After independence, Barbados developed a parliamentary democracy aware of its history and traditions. Barbados is divided into eleven parishes, which date back to the structure of the Anglican Church of 1645.
Barbados has a bicameral parliament (a House of Assembly with 30 members elected every five years and a Senate with 21 appointed members). The right to vote begins at the age of 18. In the country report Freedom in the World 2017 by the US non-governmental organisation Freedom House, the country’s political system is assessed as “free”. The policy is essentially determined by the two major parties, the Barbados Labour Party (BLP) and the Democratic Labour Party (DLP).
In the 2018 elections, the BLP received all seats in the House of Assembly and Mia Mottley became Barbados’ first prime minister. This friend thus replaced Stuart as Prime Minister of Barbados, who had taken over from his late predecessor David Thompson. The ruling Democratic Labour Party had announced in 2015 that it would amend the constitution and establish Barbados as a republic in 2016, but this did not happen.
In the 1990s, the tourism industry and the handicraft production of the sugar industry lost their economic rank.

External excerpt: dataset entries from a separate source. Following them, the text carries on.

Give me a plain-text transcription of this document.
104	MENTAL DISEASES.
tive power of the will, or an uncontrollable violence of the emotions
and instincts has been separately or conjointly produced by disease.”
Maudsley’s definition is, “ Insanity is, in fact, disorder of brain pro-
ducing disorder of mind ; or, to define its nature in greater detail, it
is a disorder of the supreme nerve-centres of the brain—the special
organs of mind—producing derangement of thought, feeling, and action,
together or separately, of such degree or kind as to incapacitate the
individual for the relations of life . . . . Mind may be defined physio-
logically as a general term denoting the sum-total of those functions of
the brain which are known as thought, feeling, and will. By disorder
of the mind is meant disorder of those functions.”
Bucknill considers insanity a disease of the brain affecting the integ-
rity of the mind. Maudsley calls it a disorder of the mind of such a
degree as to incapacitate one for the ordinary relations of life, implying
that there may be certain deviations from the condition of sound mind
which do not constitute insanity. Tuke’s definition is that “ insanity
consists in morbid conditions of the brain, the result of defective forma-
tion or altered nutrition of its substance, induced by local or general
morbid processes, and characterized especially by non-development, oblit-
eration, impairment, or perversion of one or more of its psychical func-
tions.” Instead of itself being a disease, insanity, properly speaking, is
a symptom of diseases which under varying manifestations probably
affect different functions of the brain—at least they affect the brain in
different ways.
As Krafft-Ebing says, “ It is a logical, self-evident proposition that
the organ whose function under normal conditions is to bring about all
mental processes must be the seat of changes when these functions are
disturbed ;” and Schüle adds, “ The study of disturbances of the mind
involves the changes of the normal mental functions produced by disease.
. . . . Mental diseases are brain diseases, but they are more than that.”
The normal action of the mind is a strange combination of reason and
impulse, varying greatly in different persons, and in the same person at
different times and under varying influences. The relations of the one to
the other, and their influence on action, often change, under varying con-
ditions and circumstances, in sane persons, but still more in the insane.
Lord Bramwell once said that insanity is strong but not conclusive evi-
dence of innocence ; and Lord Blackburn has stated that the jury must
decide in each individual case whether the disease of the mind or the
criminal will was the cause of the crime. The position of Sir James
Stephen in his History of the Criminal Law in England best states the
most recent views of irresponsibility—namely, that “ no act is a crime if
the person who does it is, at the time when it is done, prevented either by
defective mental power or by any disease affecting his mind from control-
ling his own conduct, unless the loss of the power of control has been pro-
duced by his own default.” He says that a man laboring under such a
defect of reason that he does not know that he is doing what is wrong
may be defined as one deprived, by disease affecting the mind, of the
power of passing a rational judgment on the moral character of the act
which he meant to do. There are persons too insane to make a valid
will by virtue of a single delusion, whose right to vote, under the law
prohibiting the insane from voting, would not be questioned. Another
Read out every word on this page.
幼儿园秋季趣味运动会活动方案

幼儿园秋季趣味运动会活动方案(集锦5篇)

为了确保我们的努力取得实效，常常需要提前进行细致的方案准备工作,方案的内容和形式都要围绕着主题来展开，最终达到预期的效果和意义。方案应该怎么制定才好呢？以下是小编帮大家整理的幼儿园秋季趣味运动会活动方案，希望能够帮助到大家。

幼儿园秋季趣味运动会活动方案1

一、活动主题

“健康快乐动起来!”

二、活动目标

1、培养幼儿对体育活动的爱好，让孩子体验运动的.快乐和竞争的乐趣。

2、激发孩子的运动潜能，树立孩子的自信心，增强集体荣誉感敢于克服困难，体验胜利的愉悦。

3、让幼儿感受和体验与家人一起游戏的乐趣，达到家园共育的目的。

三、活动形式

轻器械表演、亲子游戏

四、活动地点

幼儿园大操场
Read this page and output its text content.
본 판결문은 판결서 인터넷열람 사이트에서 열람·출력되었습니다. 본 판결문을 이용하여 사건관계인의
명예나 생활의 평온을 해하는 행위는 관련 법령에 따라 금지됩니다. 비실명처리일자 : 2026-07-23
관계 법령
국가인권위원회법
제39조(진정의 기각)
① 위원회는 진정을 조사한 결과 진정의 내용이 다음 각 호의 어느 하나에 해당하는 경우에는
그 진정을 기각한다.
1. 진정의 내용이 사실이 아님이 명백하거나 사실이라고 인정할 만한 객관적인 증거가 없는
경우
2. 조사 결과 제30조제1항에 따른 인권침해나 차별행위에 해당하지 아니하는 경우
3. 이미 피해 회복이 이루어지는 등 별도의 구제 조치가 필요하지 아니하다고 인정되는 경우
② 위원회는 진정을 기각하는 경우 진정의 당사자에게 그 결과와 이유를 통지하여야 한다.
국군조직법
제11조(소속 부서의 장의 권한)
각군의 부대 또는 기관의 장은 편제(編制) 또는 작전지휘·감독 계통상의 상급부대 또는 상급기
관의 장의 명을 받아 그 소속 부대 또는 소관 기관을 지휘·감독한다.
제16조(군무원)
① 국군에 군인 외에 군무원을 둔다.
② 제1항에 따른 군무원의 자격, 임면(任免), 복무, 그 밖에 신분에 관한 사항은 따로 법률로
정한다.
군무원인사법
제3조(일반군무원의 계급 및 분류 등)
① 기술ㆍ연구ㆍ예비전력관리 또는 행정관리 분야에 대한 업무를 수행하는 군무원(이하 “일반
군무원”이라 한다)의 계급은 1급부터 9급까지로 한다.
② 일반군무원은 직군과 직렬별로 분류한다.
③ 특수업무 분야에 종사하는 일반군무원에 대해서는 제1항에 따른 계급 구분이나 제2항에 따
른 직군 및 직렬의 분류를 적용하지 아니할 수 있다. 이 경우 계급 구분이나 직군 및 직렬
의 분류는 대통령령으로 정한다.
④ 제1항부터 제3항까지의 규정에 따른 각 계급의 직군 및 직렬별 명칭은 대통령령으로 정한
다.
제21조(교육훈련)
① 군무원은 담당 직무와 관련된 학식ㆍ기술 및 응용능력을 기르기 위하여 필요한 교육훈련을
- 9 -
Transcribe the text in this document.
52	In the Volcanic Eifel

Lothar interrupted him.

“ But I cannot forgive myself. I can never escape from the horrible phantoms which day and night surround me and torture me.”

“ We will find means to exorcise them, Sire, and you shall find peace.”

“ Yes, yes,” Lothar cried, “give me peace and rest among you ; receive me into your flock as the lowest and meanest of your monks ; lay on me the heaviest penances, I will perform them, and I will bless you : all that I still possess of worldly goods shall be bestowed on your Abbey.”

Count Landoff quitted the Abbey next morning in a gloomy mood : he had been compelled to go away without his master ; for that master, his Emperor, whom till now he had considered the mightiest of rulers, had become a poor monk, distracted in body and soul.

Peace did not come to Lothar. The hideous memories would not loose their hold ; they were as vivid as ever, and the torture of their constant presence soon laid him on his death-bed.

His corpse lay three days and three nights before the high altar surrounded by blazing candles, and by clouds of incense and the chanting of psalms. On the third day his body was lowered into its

Oil is produced off the coast of Barbados. In 2005, production amounted to approx. 1,000 barrels/day with reserves of 2.5 million barrels. On 28 January 2016, the EU Commission presented a package of measures to combat tax evasion, including the inclusion of Barbados on the black list of tax havens.
The unemployment rate in 2017 will be 10.5%. In 2016, 1.4 % of all workers worked in agriculture, 93.8 % in the service sector and 4.8 % in industry. A large number of workers work in the tourism sector. The total number of employees is estimated at 144,000 in 2017. According to the Central Bank of Barbados, the per capita income is 16,363 US dollars in 2016. This makes the level of prosperity comparable to that of Slovakia. The country’s largest trading partner is the USA.